Posted by Anonymous at 7:53 AM
Thursday, December 25, 2008
I hope we don't loose sight of one thing- There was a man that
Had the Socratic power of bringing the best, talent wse, out of people.
Described his role as that of a bee taking ollen from place to place so as to make them flourish, a self-description very i much n the line of socrates' "midwife"
Had the guts to be free.
Could provide the flight of abandonment along with the discipline of order, a Dad like support and a maternal giving of fun.
Had the innocence for being carried away, and, yet, the hardship for an iron determination.
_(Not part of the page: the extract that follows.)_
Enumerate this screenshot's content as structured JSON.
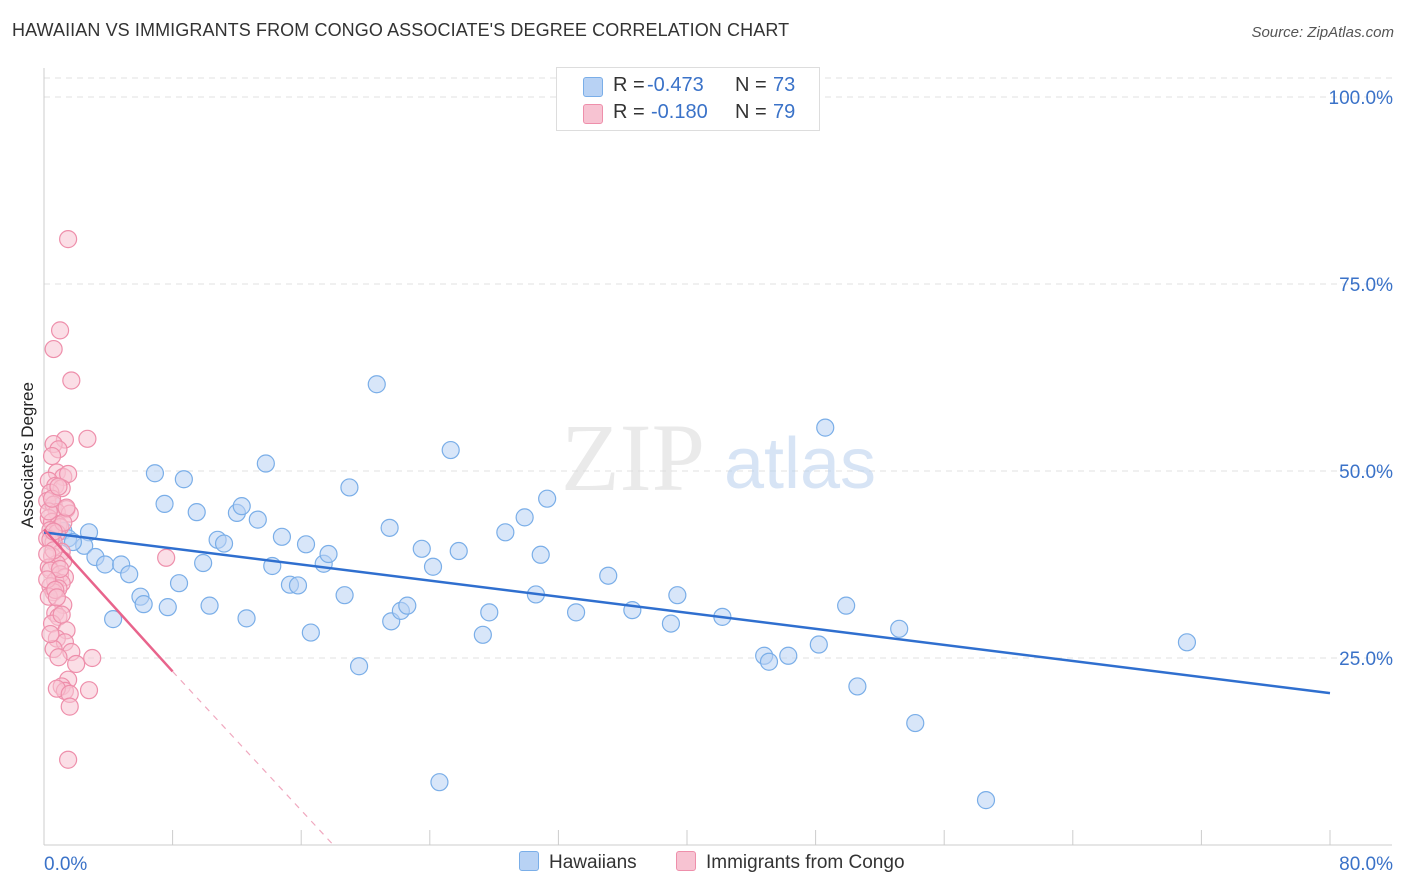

Was always self-renewing, like the sea.
Posted by Anonymous at 5:48 PM
Tuesday, December 16, 2008
Walt Disney spent his life fighting finitude, that is, asserting soul. Nothing in Disney animation is contingent, because it orbits around personality in story development. This establishing personality over the laws of physics, logic or mere randomness, is, again, a proclaiming of soul over matter. Disney was pledged to life in such a way that, like a pure spirit, he refused, in all senses, to accept its limits. His reinvention of life in animation, going hand in hand with his assertion of personality, represents life over reality: a metaphor of eternal life. It created Disney freedom, endlessness of possibility, humor and fantasy.
Monday, December 15, 2008
It seems to me that there are roughly two opposite ways of interpreting Walt Disney: either as someone who was controlling and, to a vast extent, able to manipulate the audience’s psyche, or someone who was driven to transmit the liberation of his own passion. The first case concerns a Disney that practically schemes to please people, and the second, someone who is, before anything else, measuring up to and carried away by himself. To put it in even rougher terms, the first case concerns a taker, or, at best, a trader, and the second, a giver. Considering Walt Disney an absolute giver, I wanted, in my text, to preserve the immediacy of passion, the distance of reflection, and the puerility of homage- paying. If this is ambitions, the reason is humble: I don't believe anything can be complete without the author's personal involvement with it.
Friday, December 5, 2008
It is generally said that heroes look death in the eyes. Walt Disney looked life in the eyes, which is equally heroic. The courage he had to take turning point decisions for the sake of his integrity is as reassuring as a written proof of the existence of the soul. Disney gave up material security for the abstract value of a relationship with himself. He declares:
“I had made my declaration of Independence, I traded security for self- respect”(American Cinematographer 1941).